Daily Development for Monday, March 15, 1999

by: Patrick A. Randolph, Jr.
Professor of Law, UMKC School of Law
Of Counsel: Blackwell Sanders Peper Martin
Kansas City, Missouri
randolphp@umkc.edu

GOVERNMENTAL DAMAGE TO PROPERTY; POLITICAL QUESTION: The political question doctrine is not a bar to landowners' claims for injunctive and monetary relief for beach erosion allegedly caused by a state-managed fish pass.

Gordon v. Texas, 153 F.3d 190 (5thCir. 1998).

The State of Texas constructed a fish pass after obtaining a permit from the U.S. Army Corps of Engineers. Beachfront property owners near the fish pass brought suit in federal court claiming that the pass contributed to dramatic erosion problems on their property. The District Court dismissed plaintiffs' claims on the ground that the claims raised a nonjusticiable political question. The Court of Appeals here reversed.

The political question doctrine prevents courts from adjudicating those questions whose resolution is committed by the Constitution to another branch of government. Thus, before there can be a political question there must be 'the potential for a clash between a federal court and other branches of the federal government... a simple conflict between a federal court and state agencies does not implicate the doctrine" (emphasis added).

Here, plaintiffs (in addition to a 140 million dollar damages claim) requested that the state fill in the fish pass and provide some additional beachfront restoration. The court opined that such relief would require little federal involvement other than the issuance of a permit by the Army Corps of Engineers. The political question doctrine does not bar claims for injunctive relief, such as these, that are directed primarily at state or private entities and that do not conflict with any significant federal policies.

The doctrine also does not bar plaintiffs' claims for monetary damages. These claims are "judicially manageable" and do not require the court to dictate policy to federal agencies.

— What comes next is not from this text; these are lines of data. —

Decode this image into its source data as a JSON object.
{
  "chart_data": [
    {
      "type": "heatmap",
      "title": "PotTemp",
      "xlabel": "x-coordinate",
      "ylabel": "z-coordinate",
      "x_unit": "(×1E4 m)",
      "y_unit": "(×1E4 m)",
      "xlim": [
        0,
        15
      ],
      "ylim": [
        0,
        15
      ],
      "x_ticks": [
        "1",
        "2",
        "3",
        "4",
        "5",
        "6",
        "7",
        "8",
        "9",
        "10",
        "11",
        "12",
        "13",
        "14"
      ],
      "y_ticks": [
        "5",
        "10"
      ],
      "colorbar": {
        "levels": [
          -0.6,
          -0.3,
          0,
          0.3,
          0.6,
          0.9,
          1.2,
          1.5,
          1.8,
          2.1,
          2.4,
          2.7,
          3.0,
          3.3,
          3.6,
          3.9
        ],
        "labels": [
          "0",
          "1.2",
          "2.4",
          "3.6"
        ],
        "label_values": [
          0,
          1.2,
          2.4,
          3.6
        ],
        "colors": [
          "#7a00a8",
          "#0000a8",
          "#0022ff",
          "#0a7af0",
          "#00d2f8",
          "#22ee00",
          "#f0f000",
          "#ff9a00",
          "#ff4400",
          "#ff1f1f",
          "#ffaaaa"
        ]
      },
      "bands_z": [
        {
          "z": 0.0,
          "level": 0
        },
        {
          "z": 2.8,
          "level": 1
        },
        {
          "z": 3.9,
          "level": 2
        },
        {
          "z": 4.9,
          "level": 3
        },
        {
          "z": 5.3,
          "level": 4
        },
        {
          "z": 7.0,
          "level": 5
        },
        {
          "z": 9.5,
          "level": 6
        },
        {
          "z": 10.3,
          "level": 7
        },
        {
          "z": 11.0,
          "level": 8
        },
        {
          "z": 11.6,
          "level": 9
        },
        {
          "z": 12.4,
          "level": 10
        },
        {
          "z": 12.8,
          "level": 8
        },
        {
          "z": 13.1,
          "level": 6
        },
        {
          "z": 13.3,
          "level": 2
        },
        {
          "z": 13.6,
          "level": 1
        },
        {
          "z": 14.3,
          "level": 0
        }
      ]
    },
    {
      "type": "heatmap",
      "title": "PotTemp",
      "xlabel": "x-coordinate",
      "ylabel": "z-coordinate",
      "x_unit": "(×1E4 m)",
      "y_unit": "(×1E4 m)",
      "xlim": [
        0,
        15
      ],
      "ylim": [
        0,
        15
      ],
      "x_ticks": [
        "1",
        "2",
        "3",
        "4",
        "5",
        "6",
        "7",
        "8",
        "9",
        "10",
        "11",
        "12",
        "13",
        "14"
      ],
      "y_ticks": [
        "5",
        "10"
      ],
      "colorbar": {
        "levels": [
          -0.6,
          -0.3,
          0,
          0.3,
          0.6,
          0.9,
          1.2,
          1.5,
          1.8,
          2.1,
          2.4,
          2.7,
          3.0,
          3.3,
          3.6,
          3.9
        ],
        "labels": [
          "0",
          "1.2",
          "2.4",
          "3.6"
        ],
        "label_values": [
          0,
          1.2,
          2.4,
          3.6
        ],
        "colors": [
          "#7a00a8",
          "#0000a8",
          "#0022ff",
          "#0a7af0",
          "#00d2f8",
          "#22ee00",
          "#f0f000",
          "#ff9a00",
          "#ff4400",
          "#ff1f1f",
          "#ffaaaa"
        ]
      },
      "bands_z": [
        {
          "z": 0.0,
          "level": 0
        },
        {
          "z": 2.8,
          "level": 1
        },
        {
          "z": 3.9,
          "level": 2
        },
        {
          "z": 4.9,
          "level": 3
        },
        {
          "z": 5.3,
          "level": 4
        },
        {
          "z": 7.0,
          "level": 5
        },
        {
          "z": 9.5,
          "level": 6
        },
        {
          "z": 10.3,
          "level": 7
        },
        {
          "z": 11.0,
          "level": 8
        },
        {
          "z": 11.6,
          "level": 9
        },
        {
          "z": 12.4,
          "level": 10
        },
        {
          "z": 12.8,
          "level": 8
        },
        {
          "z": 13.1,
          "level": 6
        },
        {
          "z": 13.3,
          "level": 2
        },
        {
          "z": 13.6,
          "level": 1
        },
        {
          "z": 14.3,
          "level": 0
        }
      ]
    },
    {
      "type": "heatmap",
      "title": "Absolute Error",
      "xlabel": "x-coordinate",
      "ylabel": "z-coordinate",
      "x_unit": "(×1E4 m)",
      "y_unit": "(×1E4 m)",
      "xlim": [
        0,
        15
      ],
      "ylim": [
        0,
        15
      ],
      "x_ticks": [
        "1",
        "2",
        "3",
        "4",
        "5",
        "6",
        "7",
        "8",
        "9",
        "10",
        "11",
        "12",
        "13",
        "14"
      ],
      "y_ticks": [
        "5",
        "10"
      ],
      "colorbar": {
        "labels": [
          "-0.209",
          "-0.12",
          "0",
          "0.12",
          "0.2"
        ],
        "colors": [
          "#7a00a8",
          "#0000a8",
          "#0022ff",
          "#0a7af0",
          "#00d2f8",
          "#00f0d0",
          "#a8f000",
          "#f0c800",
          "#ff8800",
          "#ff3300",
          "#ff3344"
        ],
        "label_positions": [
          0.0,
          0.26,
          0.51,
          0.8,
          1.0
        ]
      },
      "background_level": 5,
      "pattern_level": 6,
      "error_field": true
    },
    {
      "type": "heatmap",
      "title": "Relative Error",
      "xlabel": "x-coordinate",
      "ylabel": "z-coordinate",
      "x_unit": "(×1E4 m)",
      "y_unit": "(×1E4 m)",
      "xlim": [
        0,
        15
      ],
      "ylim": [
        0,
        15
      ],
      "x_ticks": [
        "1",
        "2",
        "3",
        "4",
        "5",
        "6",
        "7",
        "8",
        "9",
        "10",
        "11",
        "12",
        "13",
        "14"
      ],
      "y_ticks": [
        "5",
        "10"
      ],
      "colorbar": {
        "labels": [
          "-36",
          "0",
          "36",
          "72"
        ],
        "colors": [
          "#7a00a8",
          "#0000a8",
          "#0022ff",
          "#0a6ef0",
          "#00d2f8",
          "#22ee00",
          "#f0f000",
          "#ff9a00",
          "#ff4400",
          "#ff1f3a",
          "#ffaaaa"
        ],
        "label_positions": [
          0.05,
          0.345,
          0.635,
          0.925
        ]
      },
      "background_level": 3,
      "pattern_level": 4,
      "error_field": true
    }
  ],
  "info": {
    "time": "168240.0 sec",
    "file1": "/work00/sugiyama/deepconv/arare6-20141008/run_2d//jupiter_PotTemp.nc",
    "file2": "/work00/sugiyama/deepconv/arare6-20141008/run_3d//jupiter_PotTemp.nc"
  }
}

Comment 1: Although the editor claims no expertise about justiciability issues, if the question here is whether the federal courts are interfering with matters entrusted to another branch of the federal government, shouldn't there be an inquiry into whether the Corps of Engineers, in originally reviewing and approving the fish pass, made an evaluation of the factual underpinnings of plaintiff's erosion claim and whether it concluded that such claim was either unfounded or outweighed because of appropriate public policy? If the Corps of Engineers did make such determination (and one assumes that it would have done so through federal environmental analysis requirements), then don't we have a dispute between the judgment of the Corps and the judgment of the courts?

Isn't this case more like the California decision that concluded that evaluation of electromagnetism risks associated with location of electric transmission towers was entrusted to the California Public Utilities Commission, and not to the state courts?

Comment 2: For that matter, aside from takings arguments, didn't plaintiffs have their opportunity (and obligation) to muster whatever opposition to the fish pass before the state and federal agencies that already approved it? What role is the court performing in running over these questions again?

Comment 3: In any event, since when does a court enjoin a government entity - here the State of Texas - from conducting activities that are plainly within its constitutional authority? Isn't plaintiffs' remedy, if anything, a suit based on a taking theory? The court cites no discussion of any argument that the fish pass was not an activity statutorily authorized to be conducted by the Texas state agency that built it.